菜虫化蝶(なむしちょうとかす)

  • 2022/3/15 掲載

啓蟄(三節気)末候 第九候 315日~320日頃

 青虫が羽化して蝶になる頃です。

 菜虫は菜を食べる青虫、大根・蕪・キャベツなどのアブラナ科の葉っぱによくつきます。

 畑をやっているので、虫食いのひどい時はそれ以上成長せずがっかりする時があります。農家の方は大変だと思います。

 蝶とこの時期の黄色い花、そう「菜の花」はぴったりですね。一面が菜の花、皆さんの幼少期に見ていたあの光景、綺麗な残像を思い出しませんか?

 

 蝶と言えば「紋白蝶?」、原産地はヨーロッパ、奈良時代ごろまでには大根の栽培と共にきちゃったらしいです。

 

 最初は青虫、栄養を蓄え蛹へ、そして蝶へ完全変態します。この完全変態は、生命体における不思議な現象とされているようです。青虫があの綺麗な蝶へ激変ですね?

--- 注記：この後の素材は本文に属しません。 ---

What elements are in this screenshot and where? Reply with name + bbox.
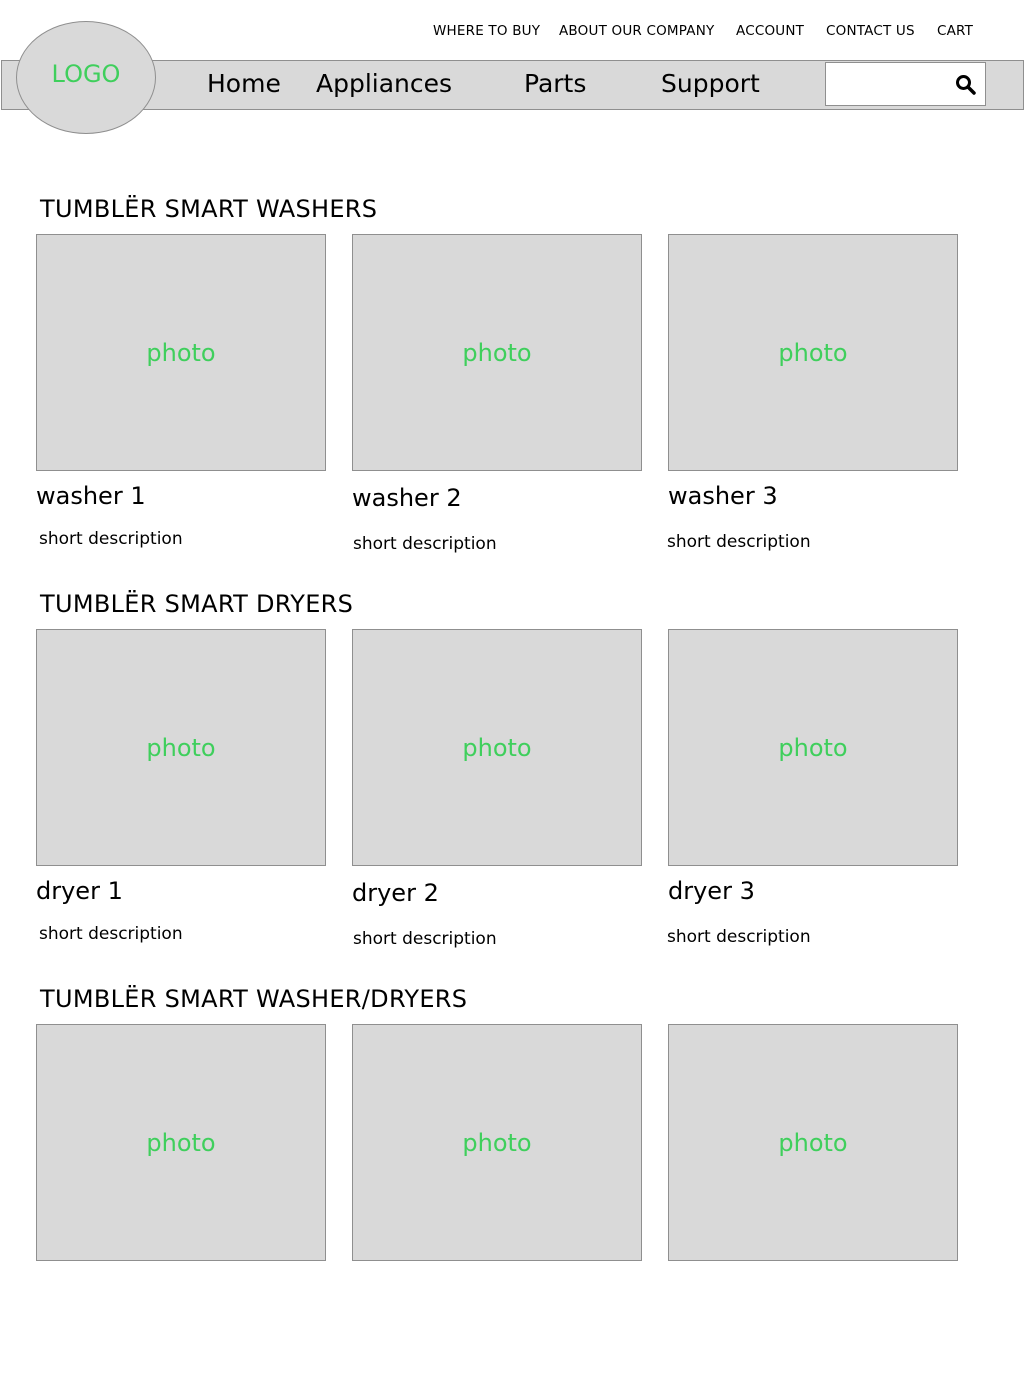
search-input[interactable]	[826, 63, 950, 105]
product-name[interactable]: dryer 1	[36, 877, 123, 905]
product-photo[interactable]: photo	[352, 234, 642, 471]
product-name[interactable]: dryer 2	[352, 879, 439, 907]
product-photo[interactable]: photo	[36, 234, 326, 471]
photo-placeholder-label: photo	[146, 733, 216, 762]
photo-placeholder-label: photo	[778, 733, 848, 762]
product-description: short description	[39, 924, 183, 944]
search-box	[825, 62, 986, 106]
product-name[interactable]: washer 3	[668, 482, 778, 510]
product-name[interactable]: washer 2	[352, 484, 462, 512]
account-link[interactable]: ACCOUNT	[736, 23, 804, 39]
product-photo[interactable]: photo	[36, 629, 326, 866]
product-photo[interactable]: photo	[352, 629, 642, 866]
photo-placeholder-label: photo	[778, 338, 848, 367]
contact-us-link[interactable]: CONTACT US	[826, 23, 915, 39]
product-photo[interactable]: photo	[668, 234, 958, 471]
cart-link[interactable]: CART	[937, 23, 973, 39]
section-title-dryers: TUMBLËR SMART DRYERS	[40, 590, 354, 618]
nav-appliances[interactable]: Appliances	[316, 69, 452, 98]
page: WHERE TO BUY ABOUT OUR COMPANY ACCOUNT C…	[0, 0, 1024, 1388]
photo-placeholder-label: photo	[778, 1128, 848, 1157]
where-to-buy-link[interactable]: WHERE TO BUY	[433, 23, 540, 39]
nav-support[interactable]: Support	[661, 69, 760, 98]
product-description: short description	[353, 929, 497, 949]
section-title-washers: TUMBLËR SMART WASHERS	[40, 195, 378, 223]
product-description: short description	[667, 532, 811, 552]
product-description: short description	[39, 529, 183, 549]
logo[interactable]: LOGO	[16, 21, 156, 134]
photo-placeholder-label: photo	[146, 338, 216, 367]
photo-placeholder-label: photo	[462, 1128, 532, 1157]
search-icon[interactable]	[954, 73, 978, 97]
utility-nav: WHERE TO BUY ABOUT OUR COMPANY ACCOUNT C…	[0, 23, 1024, 43]
photo-placeholder-label: photo	[462, 338, 532, 367]
product-photo[interactable]: photo	[352, 1024, 642, 1261]
product-photo[interactable]: photo	[668, 1024, 958, 1261]
product-description: short description	[353, 534, 497, 554]
section-title-washer-dryers: TUMBLËR SMART WASHER/DRYERS	[40, 985, 468, 1013]
product-description: short description	[667, 927, 811, 947]
photo-placeholder-label: photo	[146, 1128, 216, 1157]
about-our-company-link[interactable]: ABOUT OUR COMPANY	[559, 23, 714, 39]
nav-home[interactable]: Home	[207, 69, 281, 98]
product-name[interactable]: dryer 3	[668, 877, 755, 905]
product-photo[interactable]: photo	[668, 629, 958, 866]
nav-parts[interactable]: Parts	[524, 69, 586, 98]
product-name[interactable]: washer 1	[36, 482, 146, 510]
product-photo[interactable]: photo	[36, 1024, 326, 1261]
photo-placeholder-label: photo	[462, 733, 532, 762]
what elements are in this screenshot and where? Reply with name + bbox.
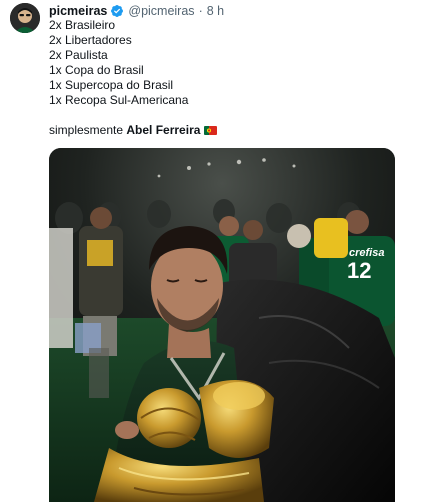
avatar[interactable] [10, 3, 40, 33]
author-handle[interactable]: @picmeiras [128, 3, 194, 19]
tweet-photo[interactable]: crefisa 12 [49, 148, 395, 502]
tweet: picmeiras @picmeiras · 8 h 2x Brasileiro… [0, 0, 421, 502]
tweet-text: 2x Brasileiro 2x Libertadores 2x Paulist… [49, 18, 218, 138]
title-line-1: 2x Brasileiro [49, 18, 116, 32]
separator-dot: · [198, 4, 203, 18]
author-name[interactable]: picmeiras [49, 3, 107, 19]
tweet-header: picmeiras @picmeiras · 8 h [49, 3, 224, 19]
caption-prefix: simplesmente [49, 123, 127, 137]
title-line-6: 1x Recopa Sul-Americana [49, 93, 189, 107]
title-line-2: 2x Libertadores [49, 33, 132, 47]
title-line-3: 2x Paulista [49, 48, 108, 62]
caption-line: simplesmente Abel Ferreira [49, 123, 218, 138]
title-line-5: 1x Supercopa do Brasil [49, 78, 174, 92]
portugal-flag-icon [204, 126, 218, 135]
timestamp[interactable]: 8 h [207, 3, 224, 19]
avatar-image [10, 3, 40, 33]
caption-name: Abel Ferreira [126, 123, 201, 137]
shirt-number-text: 12 [347, 258, 371, 283]
verified-badge-icon [110, 4, 124, 18]
title-line-4: 1x Copa do Brasil [49, 63, 144, 77]
photo-image: crefisa 12 [49, 148, 395, 502]
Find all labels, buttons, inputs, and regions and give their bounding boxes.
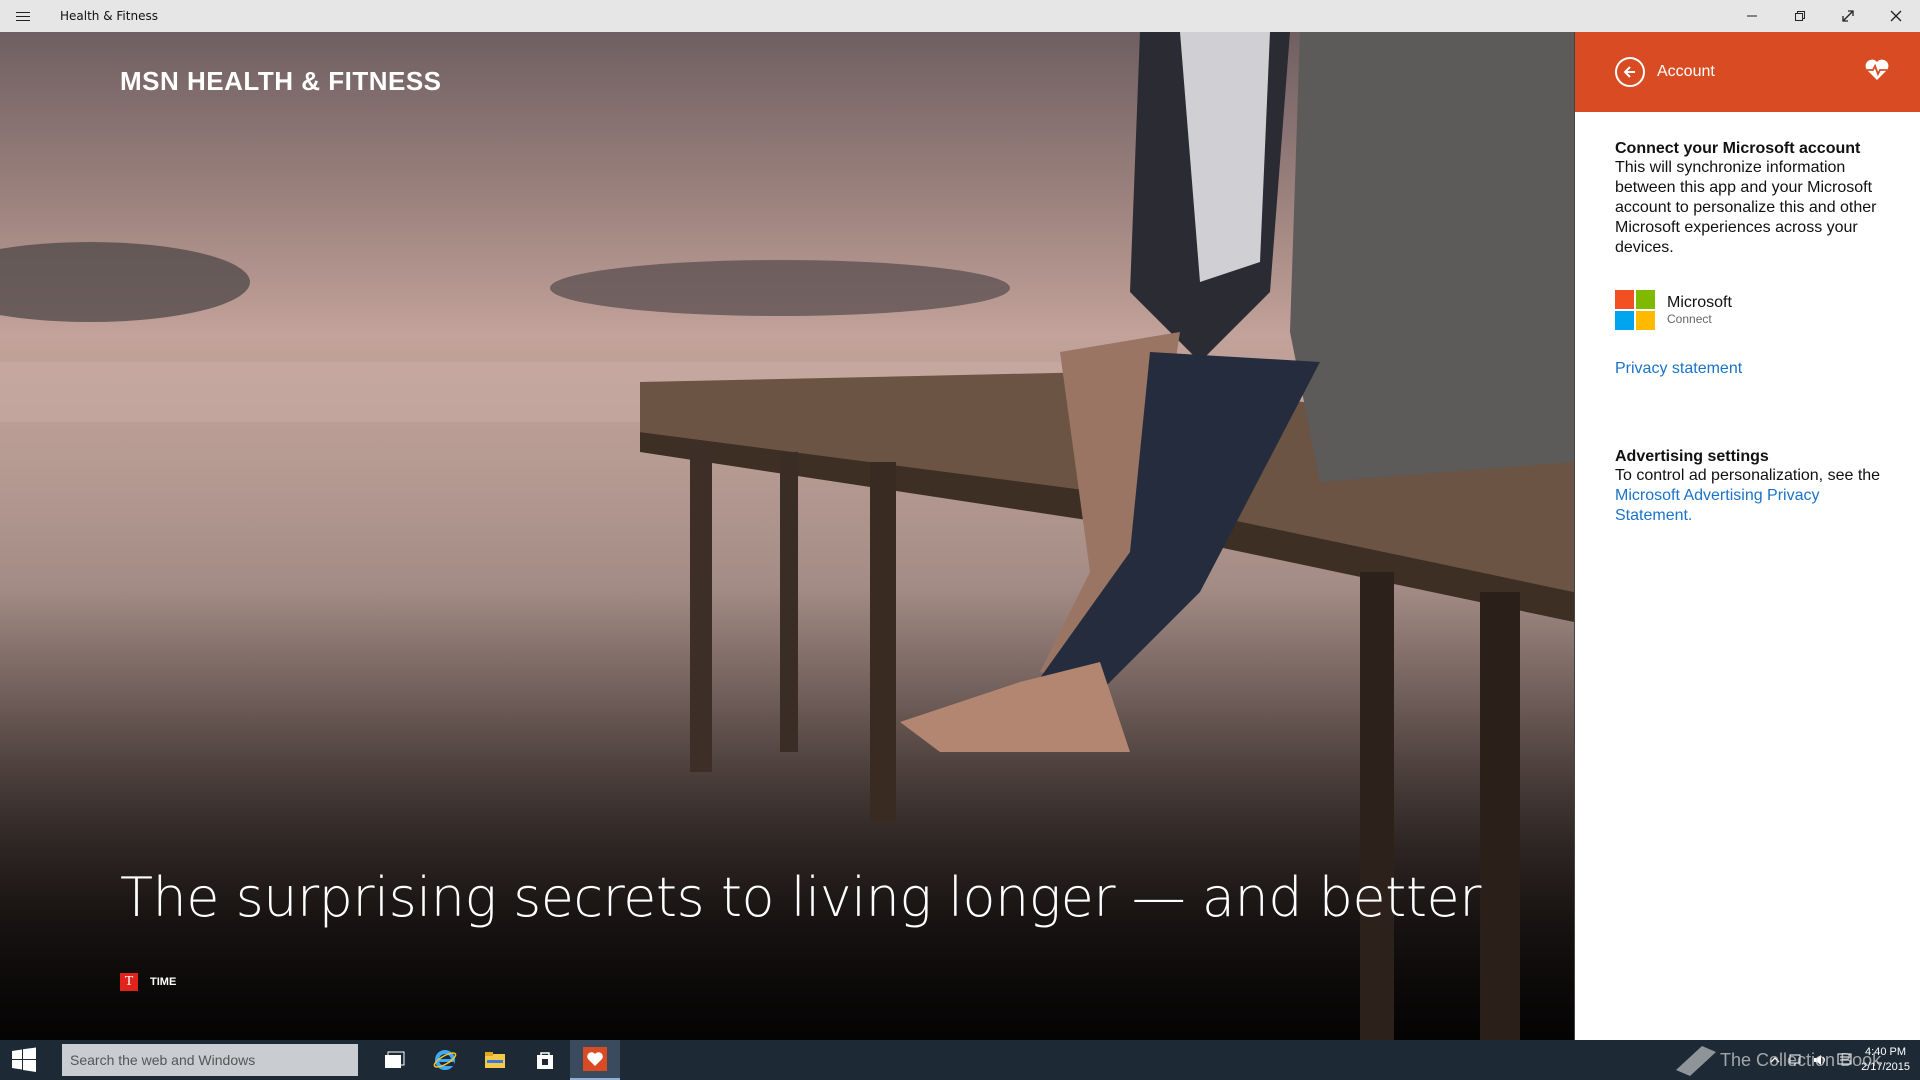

 蝶といえば、昭和初期、詩誌「四季」創刊メンバーの詩人 「三好達治」が、

蟻が 蝶の羽をひいて行く ああ ヨットのようだ ()

 ちょっとショックながら、自然の中で「生」を考える瞬間でもあり、ヨットにみたてるところなど、いろいろと考えさせられますね。そういえば、道端などでよくみかけものです。 

 もうひとつ、荘子の「胡蝶の夢」

 中国戦国時代の道家思想家、荘子が夢の中で胡蝶になり花と遊んでいたが、夢から覚めた時自分が胡蝶になっていたのか、胡蝶が自分になっていたのかわからなくなったことから、「夢か現実かはっきりわからないさま。人の世ははかない」とたとえられています。

 しかし、壮子の言いたかったことは、常識ではこのような夢に区別をつけてそんなことはないというより、この夢は自分と物との区別のつかない物我一体の境地であり、元を正せば万物の根源は一緒、ならば現象界の変化に一喜一憂するのは愚かであると。人間の小賢しさや執着を諫めたということですね?

 言っていることは哲学にも思えるのですが、興味のある方は、「荘子」の「斉物論」を調べてみてください。  

 さて、播磨自然高原は、春うらら、昨日なんか日中20度近く、花粉も飛んでいるようですが、過ごしやすい季節となってきました。

 皆様、この時期、遠ざかっている方は、久し振りに高原に来られてゆっくり寛がれてはいかがでしょうか?